To please God, I am justly told, is the end our my being, but I must know what God is like, in order to know what is pleasing to Him. The most frightful crimes which this world has ever seen have been perpetrated “to please God”. . .
This is another of those curious practical mistakes extending through centuries from misunderstanding the character of God, the believing him to be pleased, to be best worshipped, with ceremonial, not moral, service. How could this mistake have originated in Christianity, since Christ may be said to have preached beyond all other things the spiritual service of God, the serving Him by serving man? . . .
First, it is no use saying that God is just, unless we define what justice is. . . Take another word in common use, “love”. It is of no use saying that God is love, unless we define what love will do. . .
Take the newspapers of the day for illustrations. (Advertisement of a book): Fever in London: Its social and sanitary lessons. Exactly as we find out the real facts, we find that every one of those facts has attached to it just the lesson which will lead us on to social improvement. . .
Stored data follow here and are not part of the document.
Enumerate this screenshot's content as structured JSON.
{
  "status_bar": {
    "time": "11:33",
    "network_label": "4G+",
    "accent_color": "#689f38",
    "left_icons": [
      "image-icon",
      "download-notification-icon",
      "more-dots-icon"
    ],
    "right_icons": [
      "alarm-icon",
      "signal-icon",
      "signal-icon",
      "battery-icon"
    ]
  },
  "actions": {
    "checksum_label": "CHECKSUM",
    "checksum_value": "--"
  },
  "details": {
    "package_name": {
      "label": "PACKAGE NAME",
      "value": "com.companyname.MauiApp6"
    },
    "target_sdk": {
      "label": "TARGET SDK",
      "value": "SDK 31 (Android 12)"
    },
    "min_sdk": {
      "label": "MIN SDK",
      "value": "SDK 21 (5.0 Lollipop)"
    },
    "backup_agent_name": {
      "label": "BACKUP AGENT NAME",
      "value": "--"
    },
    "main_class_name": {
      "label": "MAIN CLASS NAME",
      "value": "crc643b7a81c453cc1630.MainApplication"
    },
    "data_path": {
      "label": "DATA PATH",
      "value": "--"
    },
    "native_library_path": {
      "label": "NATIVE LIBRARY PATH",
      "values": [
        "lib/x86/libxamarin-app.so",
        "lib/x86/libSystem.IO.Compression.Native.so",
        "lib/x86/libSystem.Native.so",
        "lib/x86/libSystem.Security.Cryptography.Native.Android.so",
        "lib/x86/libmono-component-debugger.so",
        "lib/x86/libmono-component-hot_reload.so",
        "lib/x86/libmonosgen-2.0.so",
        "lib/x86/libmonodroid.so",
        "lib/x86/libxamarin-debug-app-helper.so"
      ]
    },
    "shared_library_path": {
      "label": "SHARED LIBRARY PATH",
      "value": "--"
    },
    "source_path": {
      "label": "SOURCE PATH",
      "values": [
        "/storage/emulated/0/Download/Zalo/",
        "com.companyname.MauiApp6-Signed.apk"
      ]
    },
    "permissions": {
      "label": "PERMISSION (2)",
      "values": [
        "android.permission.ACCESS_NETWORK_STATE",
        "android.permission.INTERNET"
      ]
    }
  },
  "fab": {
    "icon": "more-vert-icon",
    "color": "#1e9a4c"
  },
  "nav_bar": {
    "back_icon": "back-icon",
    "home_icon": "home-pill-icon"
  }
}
Now take the real facts of “infection”. What is their lesson? Exactly the lesson we should teach, if we wanted to stir man up to social improvement. The lesson of “infection” is to remove the conditions of dirt, of overcrowding, of foulness of every kind under which men live. And even were not so-called “infectious” disease attached to these conditions by the unchanging will of God, it would be inseparable from social improvement that these conditions should be removed.
Disease is Elijah’s earthquake, which forces us to attend, to listen to the “still small voice”. May we not therefore say that “infection” (facts and doctrine) shows God to be a God of love? And this is but one instance.